His professors were right. Goh now holds a much-coveted PhD in musical theatre and arts education. He has worked in the United States for 11 years, headlining musicals like Kiss Me Kate, and teaching musical theatre at institutions like La Jolla Country Day School so impressively that La Jolla created the Caleb Goh Dance Award, given to one outstanding student annually.

Goh remembers his time in America with fondness and gratitude. “The performance industry in America was very welcoming. Despite being a minority, I landed all kinds of parts. My role in Kiss Me Kate is usually played by an African-American, but I beat several of them — and a few Caucasians — to it. The schools I taught at also valued what I brought to the table rather than the colour of my skin, ironically more so than in certain institutions where I taught in Singapore, which can favour foreign lecturers.”

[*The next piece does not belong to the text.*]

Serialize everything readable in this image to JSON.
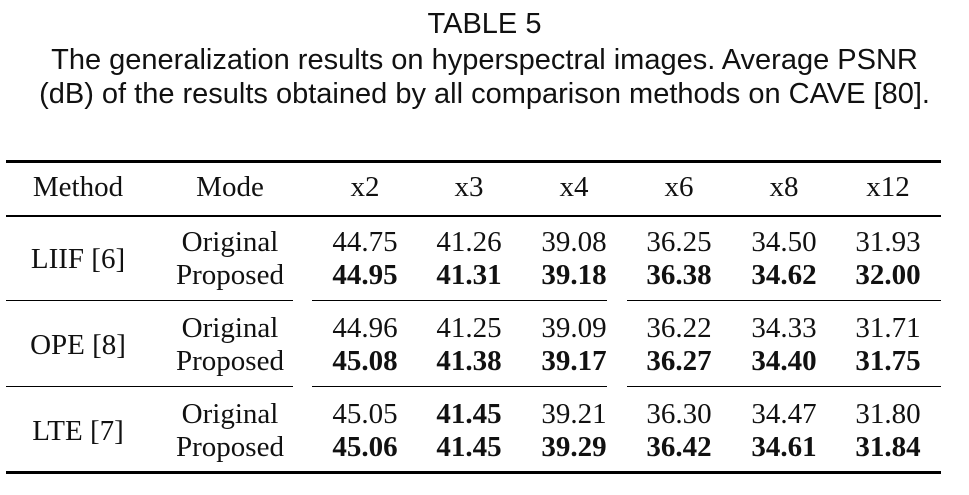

Goh is unabashedly proud of the Singapore identity onstage. Before leaving for America, he starred in made-in-Singapore musicals such as Mr Beng and homegrown films like Forever Fever and The Teenage Textbook Movie. Returning briefly in 2014 and 2015, he headlined productions like Crazy Christmas — A Ground Nutcracker, Jack and the Bean-Sprout and Dick Lee’s Rising Son, and had his students perform Singaporean compositions while teaching at LASALLE College of the Arts. Academically, he’s spoken at international seminars about musical theatre in South-East Asia, especially Singapore.

“Over the years, I’ve witnessed local creative and performing talents blossoming, with Singaporean works often surpassing the foreign imports brought here. Because our first language is English, Singapore is in a very good position to present the next international hit musical. We don’t have to pander to Westernised ideals of Asian-ness, or remake Miss Saigon with Singaporean characters. I think by presenting Singapore stories with authenticity, our stories will be increasingly accessible internationally.”

Goh is currently in California starring in a brand-new musical The Boy Who Walked on Air, but he’s keen to continue accepting periodic projects in Singapore. “The United States has been really welcoming, but a part of me will always be home in Singapore.”